Microphysique des systèmes précipitants et problématique de l’évaporation en Afrique de l’Ouest

Microphysique des systèmes précipitants et problématique de l’évaporation en Afrique de l’Ouest

Les régions tropicales sont une source d’énergie qui gouverne non seulement la circulation de l’atmosphère tropicale elle-même, mais influence également celle des latitudes tempérées par l’intermédiaire des cellules de grandes échelles (BEST, 1988). Les deux tiers des précipitations issues de cette dernière sont observées sur les tropiques. Une partie de l’énergie calorifique de l’atmosphère est produite par le dégagement de chaleur latente dû à la condensation. Les systèmes précipitants observés en Afrique de l’Ouest revêtent une importance capitale pour la communauté scientifique et justifient les nombreuses campagnes d’observation effectuées dans cette région. L’objectif de ce chapitre est de faire un rappel sur les éléments du climat de l’Afrique de l’Ouest mais également sur les systèmes précipitants tropicaux.

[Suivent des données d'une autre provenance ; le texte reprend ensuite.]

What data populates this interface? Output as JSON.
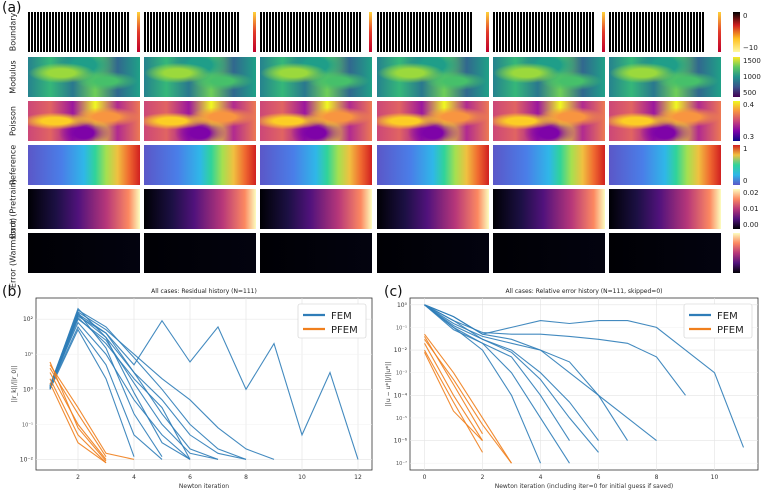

Rappels sur le climat de l’Afrique de l’Ouest

Circulation Générale 

La circulation générale atmosphérique est le processus par lequel l’équilibre général du système atmosphérique est maintenu. Des échanges énergétiques s’effectuent entre les régions tropicales, où nous avons un excédent d’énergie, et les régions des hautes et moyennes latitudes déficitaires en énergie (Figure 1.1). Ces échanges s’effectuent par des courants aériens, sous forme de chaleur sensible par advection méridienne d’air chaud et par transfert de chaleur latente associée à l’évaporation de l’eau des océans et des zones humides continentales. Les courants océaniques transportant les eaux chaudes des tropiques vers les latitudes plus élevées contribuent également aux échanges d’énergie.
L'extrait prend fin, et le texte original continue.